Well, after a very positive and amusing meeting and session with the delightful Dr. Sy Sarkar and his right-hand girl Lisa, they unfortunately walked into the results meeting like their eyeballs were stuck to the floor. The usual friendly handshake was a dead fish, and it was obvious that the circus was not coming to town. Erin and I had planned to dance out of the building with the good news, but alas, baby was put in the corner. The results: Classic Hodgkins Lymphoma (cHL). My heart sank again. My thoughts swirled as I did my best yoga-Buddha breathing to remain calm. They did tell me that cHL is the lottery winner of cancers and that it is the most curable one there is. I sarcastically did a Tiger Woods fist pump and cheered as if this was exactly what I wanted to hear. The realization was indescribable, and now unarguably true, I have cancer in me.

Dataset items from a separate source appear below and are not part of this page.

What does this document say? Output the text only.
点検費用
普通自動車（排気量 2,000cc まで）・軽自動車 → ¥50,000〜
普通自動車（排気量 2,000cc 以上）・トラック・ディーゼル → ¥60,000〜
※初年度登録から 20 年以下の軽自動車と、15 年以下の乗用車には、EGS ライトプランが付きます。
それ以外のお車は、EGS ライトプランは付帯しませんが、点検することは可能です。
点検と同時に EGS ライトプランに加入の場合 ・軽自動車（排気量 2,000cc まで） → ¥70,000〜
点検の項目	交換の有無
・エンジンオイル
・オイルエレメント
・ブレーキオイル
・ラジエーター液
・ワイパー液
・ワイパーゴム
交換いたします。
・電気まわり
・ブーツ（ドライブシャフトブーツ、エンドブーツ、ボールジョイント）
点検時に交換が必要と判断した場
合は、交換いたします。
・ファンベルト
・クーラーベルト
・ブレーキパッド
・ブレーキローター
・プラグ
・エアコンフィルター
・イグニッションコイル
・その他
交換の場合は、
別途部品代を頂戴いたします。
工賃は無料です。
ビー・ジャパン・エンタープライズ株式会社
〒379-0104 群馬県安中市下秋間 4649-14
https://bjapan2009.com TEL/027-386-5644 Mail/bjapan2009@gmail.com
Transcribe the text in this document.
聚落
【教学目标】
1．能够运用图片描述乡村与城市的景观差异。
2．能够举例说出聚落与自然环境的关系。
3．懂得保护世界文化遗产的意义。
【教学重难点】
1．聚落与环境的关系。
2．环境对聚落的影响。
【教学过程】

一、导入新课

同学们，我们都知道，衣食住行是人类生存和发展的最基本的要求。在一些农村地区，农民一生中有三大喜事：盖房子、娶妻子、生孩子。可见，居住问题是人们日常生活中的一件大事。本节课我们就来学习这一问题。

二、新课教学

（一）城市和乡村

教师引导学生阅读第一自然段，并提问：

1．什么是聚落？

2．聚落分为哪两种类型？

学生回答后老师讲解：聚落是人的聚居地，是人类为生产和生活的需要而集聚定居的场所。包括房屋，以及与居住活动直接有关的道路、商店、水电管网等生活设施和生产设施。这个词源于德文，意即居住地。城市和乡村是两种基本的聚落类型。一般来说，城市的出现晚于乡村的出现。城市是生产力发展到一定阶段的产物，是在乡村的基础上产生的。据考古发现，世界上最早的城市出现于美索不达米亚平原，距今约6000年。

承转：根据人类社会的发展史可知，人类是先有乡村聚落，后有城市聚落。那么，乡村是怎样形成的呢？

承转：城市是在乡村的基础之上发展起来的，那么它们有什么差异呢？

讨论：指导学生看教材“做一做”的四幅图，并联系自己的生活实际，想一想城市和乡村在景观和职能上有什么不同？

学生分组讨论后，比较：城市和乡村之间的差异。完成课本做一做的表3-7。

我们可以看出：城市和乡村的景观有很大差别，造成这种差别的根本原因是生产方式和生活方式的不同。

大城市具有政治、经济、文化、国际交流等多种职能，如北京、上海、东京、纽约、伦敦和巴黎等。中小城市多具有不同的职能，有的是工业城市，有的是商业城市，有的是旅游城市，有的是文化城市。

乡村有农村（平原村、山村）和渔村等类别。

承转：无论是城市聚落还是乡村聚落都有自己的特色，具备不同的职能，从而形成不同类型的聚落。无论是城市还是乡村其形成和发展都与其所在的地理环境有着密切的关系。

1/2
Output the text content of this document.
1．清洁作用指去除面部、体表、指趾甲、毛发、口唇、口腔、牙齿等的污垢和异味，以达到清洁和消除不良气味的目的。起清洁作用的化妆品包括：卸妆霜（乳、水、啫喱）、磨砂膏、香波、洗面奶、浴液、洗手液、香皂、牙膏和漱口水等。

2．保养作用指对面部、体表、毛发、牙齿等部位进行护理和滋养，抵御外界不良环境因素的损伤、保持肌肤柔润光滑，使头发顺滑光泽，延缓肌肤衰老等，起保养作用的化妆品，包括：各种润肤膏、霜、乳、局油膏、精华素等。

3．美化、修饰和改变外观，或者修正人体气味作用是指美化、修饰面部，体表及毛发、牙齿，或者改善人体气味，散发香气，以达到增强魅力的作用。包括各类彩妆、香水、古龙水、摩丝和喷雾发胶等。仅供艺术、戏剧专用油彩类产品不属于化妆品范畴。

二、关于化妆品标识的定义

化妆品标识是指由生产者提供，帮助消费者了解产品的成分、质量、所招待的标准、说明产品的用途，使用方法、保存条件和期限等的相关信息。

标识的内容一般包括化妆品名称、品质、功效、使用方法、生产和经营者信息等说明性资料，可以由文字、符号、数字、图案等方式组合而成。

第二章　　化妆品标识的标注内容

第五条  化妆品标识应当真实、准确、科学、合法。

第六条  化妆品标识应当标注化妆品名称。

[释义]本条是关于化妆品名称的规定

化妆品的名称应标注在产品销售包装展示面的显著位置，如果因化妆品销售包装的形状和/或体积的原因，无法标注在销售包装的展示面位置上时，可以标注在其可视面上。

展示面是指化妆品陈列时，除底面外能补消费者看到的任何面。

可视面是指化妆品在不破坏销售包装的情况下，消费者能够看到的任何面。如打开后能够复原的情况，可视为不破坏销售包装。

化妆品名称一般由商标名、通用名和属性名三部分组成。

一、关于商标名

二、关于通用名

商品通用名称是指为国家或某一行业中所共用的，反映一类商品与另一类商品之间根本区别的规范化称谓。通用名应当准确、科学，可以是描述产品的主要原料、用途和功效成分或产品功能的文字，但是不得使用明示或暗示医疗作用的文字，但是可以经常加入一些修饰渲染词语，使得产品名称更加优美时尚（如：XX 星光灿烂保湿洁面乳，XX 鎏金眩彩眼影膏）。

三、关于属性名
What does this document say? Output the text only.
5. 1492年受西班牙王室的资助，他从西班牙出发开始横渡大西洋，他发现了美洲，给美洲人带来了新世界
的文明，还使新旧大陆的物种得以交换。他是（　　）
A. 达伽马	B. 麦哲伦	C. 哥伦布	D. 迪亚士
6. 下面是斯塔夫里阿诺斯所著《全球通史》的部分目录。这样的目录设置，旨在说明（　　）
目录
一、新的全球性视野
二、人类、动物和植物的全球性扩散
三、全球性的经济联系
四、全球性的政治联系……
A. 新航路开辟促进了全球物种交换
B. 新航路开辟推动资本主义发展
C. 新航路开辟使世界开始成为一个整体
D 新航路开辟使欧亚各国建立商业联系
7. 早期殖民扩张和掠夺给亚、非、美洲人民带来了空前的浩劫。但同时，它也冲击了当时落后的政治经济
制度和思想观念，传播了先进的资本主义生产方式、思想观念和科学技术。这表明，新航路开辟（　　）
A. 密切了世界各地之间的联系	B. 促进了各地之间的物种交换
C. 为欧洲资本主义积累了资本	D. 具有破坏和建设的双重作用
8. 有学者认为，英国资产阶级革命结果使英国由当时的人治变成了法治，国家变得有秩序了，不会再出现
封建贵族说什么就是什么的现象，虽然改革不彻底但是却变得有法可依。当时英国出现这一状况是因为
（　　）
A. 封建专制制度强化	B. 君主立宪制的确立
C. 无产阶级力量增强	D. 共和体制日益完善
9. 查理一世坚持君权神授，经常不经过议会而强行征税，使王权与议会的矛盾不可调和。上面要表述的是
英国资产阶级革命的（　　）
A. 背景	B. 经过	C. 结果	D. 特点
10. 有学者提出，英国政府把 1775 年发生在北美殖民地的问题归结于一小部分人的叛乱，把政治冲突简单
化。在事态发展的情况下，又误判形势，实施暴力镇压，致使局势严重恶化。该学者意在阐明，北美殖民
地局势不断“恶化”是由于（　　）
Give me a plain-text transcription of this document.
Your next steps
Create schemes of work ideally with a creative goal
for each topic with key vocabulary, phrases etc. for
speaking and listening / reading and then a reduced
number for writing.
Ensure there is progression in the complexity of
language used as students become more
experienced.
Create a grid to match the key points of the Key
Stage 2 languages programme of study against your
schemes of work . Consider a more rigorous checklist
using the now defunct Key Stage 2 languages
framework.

My last few years of work on my breathing control and deep thinking paid off for sure. I didn't really react. I didn't scream. I didn't fall to the floor and cry. I didn't panic. I calmly found out the next steps, shook their hands and walked out of the office, thanking them for being so kind and fun through the process. I kept deep breathing until I got into the elevator and the doors closed, then I fucking lost it. I might have displaced a few disks in Erin's back with my bear hug of WHAT THE FUCK? Mini release over, I got my shit together and calmed down as we sat in the car in the parking lot for almost 30 minutes, sometimes talking, but mostly staring out the window at the rain.